迷走する神戸市政

 久元神戸市長は5月30日の定例記者会見で、神戸市の人口が川崎市の人口を下回ったことについて、東京への「一極集中の1つの表れ」だと分析し、「東京発の情報がどんどん増え続けていて、地方は東京のマスメディアから、ないがしろにされているのではないか」と東京のマスメディアを批判した。

 同じく会見の中で、神戸市の外郭団体の1つである神戸新交通で労組幹部に不正な給与が支払われていたのが明らかになったことを受けて、「宮崎辰雄神戸市政の負の遺産を一掃しなければいけない」と述べ、外郭団体の経営監督の強化について検討に入ったことを明らかにした。

 これ以前にも、神戸市役所の「ヤミ専従問題」に端を発する、市役所組織の慣行の見直し、市役所改革、働き方改革など、関心が政策そのものから外れ、それを行う組織や周辺に対して批判を強め、改革を求める傾向が強まっているように感じる。

 問題があれば正すのは当然であるが、前向きなメッセージが伝わらない中で、こうした問題の処理ばかりが前面に出てくるのでは、自ら神戸市に対するネガティブキャンペーンをやっているようなものだ。久元市長は、神戸市民を勇気づけ、神戸の目指すべき将来像などの展望を、もっと力強く発信することにこそ力を注ぐべきだ。ところが、パフォーマンスはしたくないなどの理由でこれを行っていない。メッセージを発することは、上手さ、スマートさとかいうこととは、あまり関係がない。人を動かすのは、訴える中身と熱意の問題なのだ。久元市長は神戸を「グレードの高いまち」にするというが、具体的にはどんな中身かさっぱりわからない。具体的な中身がわからなければ、市民や民間が力を結集しようもない。

 先日、3空港懇談会で規制緩和が認められたが、市長のブログには、それについてなんらコメントがされることなく、「地方選挙の低投票率の背景」という連載が延々と掲載され続けている。こうした状況に、兵庫県知事からは、記者会見で、神戸市に対して、「関西3空港懇談会の取りまとめを受けて、神戸空港を、今後どういう形で展開していくのかという点についてはぜひお聞かせいただきたい。」、「受入環境をどう整備していくかということも関連するので、シナリオ化していかないといけないのではないかという提案をきちっとするとともに、考え方も確認したい」と言われる始末だ。
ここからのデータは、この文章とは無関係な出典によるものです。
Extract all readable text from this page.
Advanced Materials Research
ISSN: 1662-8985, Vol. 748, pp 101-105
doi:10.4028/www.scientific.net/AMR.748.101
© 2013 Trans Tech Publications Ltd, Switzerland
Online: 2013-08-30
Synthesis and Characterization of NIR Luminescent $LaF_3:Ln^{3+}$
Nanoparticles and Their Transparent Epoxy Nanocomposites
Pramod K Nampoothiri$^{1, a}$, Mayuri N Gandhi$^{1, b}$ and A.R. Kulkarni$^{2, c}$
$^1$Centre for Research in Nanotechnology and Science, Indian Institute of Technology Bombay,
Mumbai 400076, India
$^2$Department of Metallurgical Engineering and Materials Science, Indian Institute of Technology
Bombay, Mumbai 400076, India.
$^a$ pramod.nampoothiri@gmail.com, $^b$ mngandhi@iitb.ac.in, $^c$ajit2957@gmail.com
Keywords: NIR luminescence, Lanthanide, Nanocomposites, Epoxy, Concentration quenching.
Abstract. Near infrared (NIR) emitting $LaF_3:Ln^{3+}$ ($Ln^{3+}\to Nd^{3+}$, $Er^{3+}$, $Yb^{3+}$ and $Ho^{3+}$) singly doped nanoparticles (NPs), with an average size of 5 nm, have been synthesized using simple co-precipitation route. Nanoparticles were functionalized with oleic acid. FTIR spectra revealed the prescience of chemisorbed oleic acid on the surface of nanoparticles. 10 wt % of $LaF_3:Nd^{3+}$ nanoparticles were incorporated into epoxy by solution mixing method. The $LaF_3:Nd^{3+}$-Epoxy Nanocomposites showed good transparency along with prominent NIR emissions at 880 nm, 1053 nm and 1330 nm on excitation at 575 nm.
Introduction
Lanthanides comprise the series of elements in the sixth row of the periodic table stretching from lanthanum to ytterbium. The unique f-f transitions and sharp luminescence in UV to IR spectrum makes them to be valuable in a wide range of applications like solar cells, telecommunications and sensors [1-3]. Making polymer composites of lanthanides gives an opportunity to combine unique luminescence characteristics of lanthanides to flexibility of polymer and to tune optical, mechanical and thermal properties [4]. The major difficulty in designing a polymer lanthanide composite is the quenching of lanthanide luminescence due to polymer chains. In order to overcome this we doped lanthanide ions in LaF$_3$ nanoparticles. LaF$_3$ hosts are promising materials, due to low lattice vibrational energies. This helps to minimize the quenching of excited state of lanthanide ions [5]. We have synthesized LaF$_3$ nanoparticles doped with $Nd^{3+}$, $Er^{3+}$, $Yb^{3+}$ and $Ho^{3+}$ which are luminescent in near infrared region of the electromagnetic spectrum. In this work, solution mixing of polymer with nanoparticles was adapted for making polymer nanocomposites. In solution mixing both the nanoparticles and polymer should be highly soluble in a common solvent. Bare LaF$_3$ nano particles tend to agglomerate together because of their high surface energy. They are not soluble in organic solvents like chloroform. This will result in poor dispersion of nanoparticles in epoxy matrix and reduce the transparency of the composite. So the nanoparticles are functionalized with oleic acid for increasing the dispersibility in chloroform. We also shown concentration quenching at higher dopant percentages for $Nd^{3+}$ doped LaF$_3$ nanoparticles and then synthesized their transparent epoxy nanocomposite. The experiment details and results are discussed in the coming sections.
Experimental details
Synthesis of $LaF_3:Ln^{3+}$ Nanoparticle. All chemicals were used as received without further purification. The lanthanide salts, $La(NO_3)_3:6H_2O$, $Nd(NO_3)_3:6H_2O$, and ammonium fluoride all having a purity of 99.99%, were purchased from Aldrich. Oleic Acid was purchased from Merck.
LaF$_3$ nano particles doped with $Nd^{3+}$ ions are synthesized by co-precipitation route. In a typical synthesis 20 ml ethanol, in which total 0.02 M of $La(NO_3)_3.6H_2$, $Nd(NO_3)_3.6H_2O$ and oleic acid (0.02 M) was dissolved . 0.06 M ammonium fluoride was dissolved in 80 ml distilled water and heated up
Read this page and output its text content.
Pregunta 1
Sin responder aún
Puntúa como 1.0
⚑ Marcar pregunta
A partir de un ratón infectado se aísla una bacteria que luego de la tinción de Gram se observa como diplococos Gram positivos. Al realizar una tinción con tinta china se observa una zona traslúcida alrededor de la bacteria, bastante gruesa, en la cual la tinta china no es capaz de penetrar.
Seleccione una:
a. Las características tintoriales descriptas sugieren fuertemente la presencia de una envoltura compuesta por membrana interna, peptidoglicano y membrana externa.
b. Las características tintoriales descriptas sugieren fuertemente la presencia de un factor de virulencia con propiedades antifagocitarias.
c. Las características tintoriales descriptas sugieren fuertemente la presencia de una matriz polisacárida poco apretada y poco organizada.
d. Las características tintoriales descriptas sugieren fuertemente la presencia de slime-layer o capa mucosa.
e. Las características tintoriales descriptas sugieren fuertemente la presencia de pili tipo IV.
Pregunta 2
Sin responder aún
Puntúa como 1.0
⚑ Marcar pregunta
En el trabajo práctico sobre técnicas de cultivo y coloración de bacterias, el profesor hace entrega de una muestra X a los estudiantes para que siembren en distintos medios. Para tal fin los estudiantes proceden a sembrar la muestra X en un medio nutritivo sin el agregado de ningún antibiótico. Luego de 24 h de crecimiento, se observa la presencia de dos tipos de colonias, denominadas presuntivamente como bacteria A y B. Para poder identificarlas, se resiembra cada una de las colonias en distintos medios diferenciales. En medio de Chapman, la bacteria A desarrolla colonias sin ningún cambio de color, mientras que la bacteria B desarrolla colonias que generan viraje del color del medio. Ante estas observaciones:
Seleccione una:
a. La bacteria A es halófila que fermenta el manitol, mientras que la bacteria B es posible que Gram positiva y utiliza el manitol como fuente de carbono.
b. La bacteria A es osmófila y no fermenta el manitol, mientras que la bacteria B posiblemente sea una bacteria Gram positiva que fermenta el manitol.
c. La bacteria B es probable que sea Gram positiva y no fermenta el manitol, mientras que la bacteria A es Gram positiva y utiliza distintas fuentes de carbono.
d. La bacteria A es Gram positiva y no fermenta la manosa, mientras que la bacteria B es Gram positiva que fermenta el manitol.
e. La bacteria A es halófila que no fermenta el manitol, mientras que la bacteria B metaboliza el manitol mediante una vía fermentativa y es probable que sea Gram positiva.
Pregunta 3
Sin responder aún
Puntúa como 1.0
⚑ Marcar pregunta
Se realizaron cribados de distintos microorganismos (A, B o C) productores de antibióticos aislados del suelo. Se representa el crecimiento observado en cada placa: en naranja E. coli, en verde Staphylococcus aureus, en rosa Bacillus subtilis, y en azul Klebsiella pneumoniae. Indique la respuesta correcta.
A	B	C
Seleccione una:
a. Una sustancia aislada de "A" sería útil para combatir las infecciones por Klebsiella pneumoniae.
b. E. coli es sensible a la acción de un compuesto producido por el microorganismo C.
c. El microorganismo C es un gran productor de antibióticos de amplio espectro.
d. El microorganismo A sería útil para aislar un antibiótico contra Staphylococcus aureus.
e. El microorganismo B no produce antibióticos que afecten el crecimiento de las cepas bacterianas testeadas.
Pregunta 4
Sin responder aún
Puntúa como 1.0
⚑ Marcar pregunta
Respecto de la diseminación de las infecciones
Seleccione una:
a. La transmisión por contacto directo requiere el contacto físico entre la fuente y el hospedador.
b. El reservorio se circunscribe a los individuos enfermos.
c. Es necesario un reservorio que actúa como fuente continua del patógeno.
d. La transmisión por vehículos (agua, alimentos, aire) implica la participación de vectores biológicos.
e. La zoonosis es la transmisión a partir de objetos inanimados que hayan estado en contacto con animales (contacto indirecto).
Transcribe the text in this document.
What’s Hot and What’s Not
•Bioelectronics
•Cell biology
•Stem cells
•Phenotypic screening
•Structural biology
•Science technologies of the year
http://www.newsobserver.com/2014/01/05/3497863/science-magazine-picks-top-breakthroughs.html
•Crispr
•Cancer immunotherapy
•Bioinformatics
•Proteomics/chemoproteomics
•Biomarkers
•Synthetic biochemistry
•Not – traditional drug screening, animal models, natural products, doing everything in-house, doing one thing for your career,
 神戸市は、人口で福岡市、川崎市にあいついで逆転され、三宮再開発も形が見えず、インバウンドに沸く京都、大阪はもとより、周辺市町村に対しても人口流出が続くなど、久元市長になって事態が改善されるどころか、事態の悪化、市政の停滞が誰にも感じられるようになってきている。この事態悪化や停滞の原因が、市役所組織や東京のマスコミなどに求められ、やり玉に挙げられるようになってきているのではないか。仕事が前に進まないのは、市の行政組織のせい、先の市長の「負の遺産」、人口が減るのは東京一極集中、マスメディアのせい。市長はそのような幻影に対して戦うことに血道を上げる余裕はないはずだ。やるべき課題が多々あるにもかかわらず、他の問題にのめり込むのは、それらの課題の解決ができないという自己表明で、つまり限界の露呈なのだと考える。